Unfortunately, most of the second book takes place with the bats, rats, Chip, and Ginny all separated from each other. And it takes place back in the home front. In other words, the best aspects of the first book are cast aside. In their place we get a bunch of farcical legal proceedings and a lot of conspiracy (both successful and not).

It's a funny book, and it consistently carries the plot and the characters in the same direction as they were going in the first book, but it's just not quite as magical. RATS BATS AND VATS was marvelous at playing off the interspecies misunderstandings against the romantic misunderstandings between Chip and Ginny. There is nothing that quite takes up the slack for the absence of it in THE RATS THE BATS AND THE UGLY. And the ending is more deus ex machina than the first book -- you don't quite feel like the victory has been earned.

There are some obvious open plot threads for a third book, but the authors will have to work a little harder to find a replacement for the romantic subplot that really made the first book work so well. And hopefully they will also continue to provide us with the wordplay and farce which they did so well in both RATS AND BATS novels.

Rating: 5 stars
Summary: 'Tis a pleasure indeed
Review: RBU is just as much fun to read as its predecessor, RBV. Besides the classical literary allusions (which take me back to 11th grade English class, when I had to memorize certain lines from the Scottish Play), I'm particularly fond of the biological terminology. When I see the word "instar", I immediately understand that this is an invertebrate with multiple stages of development. Making an alien species out of something familiar yet strange adds layers upon layers of meaning.
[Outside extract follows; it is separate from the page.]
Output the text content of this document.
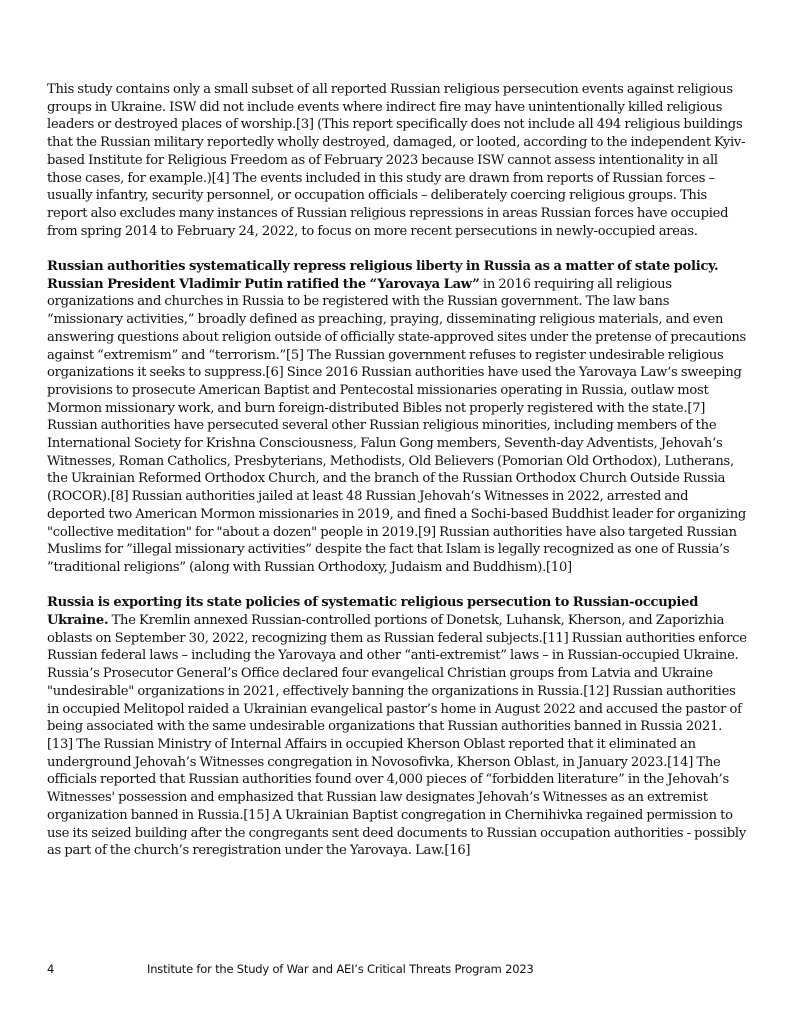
This study contains only a small subset of all reported Russian religious persecution events against religious groups in Ukraine. ISW did not include events where indirect fire may have unintentionally killed religious leaders or destroyed places of worship.[3] (This report specifically does not include all 494 religious buildings that the Russian military reportedly wholly destroyed, damaged, or looted, according to the independent Kyiv-based Institute for Religious Freedom as of February 2023 because ISW cannot assess intentionality in all those cases, for example.)[4] The events included in this study are drawn from reports of Russian forces – usually infantry, security personnel, or occupation officials – deliberately coercing religious groups. This report also excludes many instances of Russian religious repressions in areas Russian forces have occupied from spring 2014 to February 24, 2022, to focus on more recent persecutions in newly-occupied areas.

Russian authorities systematically repress religious liberty in Russia as a matter of state policy. Russian President Vladimir Putin ratified the “Yarovaya Law” in 2016 requiring all religious organizations and churches in Russia to be registered with the Russian government. The law bans “missionary activities,” broadly defined as preaching, praying, disseminating religious materials, and even answering questions about religion outside of officially state-approved sites under the pretense of precautions against “extremism” and “terrorism.”[5] The Russian government refuses to register undesirable religious organizations it seeks to suppress.[6] Since 2016 Russian authorities have used the Yarovaya Law‘s sweeping provisions to prosecute American Baptist and Pentecostal missionaries operating in Russia, outlaw most Mormon missionary work, and burn foreign-distributed Bibles not properly registered with the state.[7] Russian authorities have persecuted several other Russian religious minorities, including members of the International Society for Krishna Consciousness, Falun Gong members, Seventh-day Adventists, Jehovah‘s Witnesses, Roman Catholics, Presbyterians, Methodists, Old Believers (Pomorian Old Orthodox), Lutherans, the Ukrainian Reformed Orthodox Church, and the branch of the Russian Orthodox Church Outside Russia (ROCOR).[8] Russian authorities jailed at least 48 Russian Jehovah‘s Witnesses in 2022, arrested and deported two American Mormon missionaries in 2019, and fined a Sochi-based Buddhist leader for organizing "collective meditation" for "about a dozen" people in 2019.[9] Russian authorities have also targeted Russian Muslims for ”illegal missionary activities” despite the fact that Islam is legally recognized as one of Russia’s ”traditional religions” (along with Russian Orthodoxy, Judaism and Buddhism).[10]

Russia is exporting its state policies of systematic religious persecution to Russian-occupied Ukraine. The Kremlin annexed Russian-controlled portions of Donetsk, Luhansk, Kherson, and Zaporizhia oblasts on September 30, 2022, recognizing them as Russian federal subjects.[11] Russian authorities enforce Russian federal laws – including the Yarovaya and other “anti-extremist” laws – in Russian-occupied Ukraine. Russia’s Prosecutor General’s Office declared four evangelical Christian groups from Latvia and Ukraine "undesirable" organizations in 2021, effectively banning the organizations in Russia.[12] Russian authorities in occupied Melitopol raided a Ukrainian evangelical pastor’s home in August 2022 and accused the pastor of being associated with the same undesirable organizations that Russian authorities banned in Russia 2021.[13] The Russian Ministry of Internal Affairs in occupied Kherson Oblast reported that it eliminated an underground Jehovah’s Witnesses congregation in Novosofivka, Kherson Oblast, in January 2023.[14] The officials reported that Russian authorities found over 4,000 pieces of “forbidden literature” in the Jehovah’s Witnesses' possession and emphasized that Russian law designates Jehovah’s Witnesses as an extremist organization banned in Russia.[15] A Ukrainian Baptist congregation in Chernihivka regained permission to use its seized building after the congregants sent deed documents to Russian occupation authorities - possibly as part of the church’s reregistration under the Yarovaya. Law.[16]

4	Institute for the Study of War and AEI’s Critical Threats Program 2023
The plot takes off and swoops, the dialogue crackles, and the characters jump off the page. All in all, this is a book I plan to keep by my bedside for re-reading over the years to come, and Dave Freer is an author on my "Buy in Hardcover" list (and so is Eric Flint).

Rating: 5 stars
Summary: Hilarious
Review: The plot has already been described so I won't repeat that.

The book, however, is hilarious. This morning I'm eating breakfast at the local diner and reading the book in the electronic version. I couldn't stop laughing, figuratively ROFLMAO. I made quite a scene there.

I finished the book tonight and just couldn't stop laughing.

I was planning to wait for the paperback, but now, I'll probably run out and buy the hardcover. Good authors deserve rewards.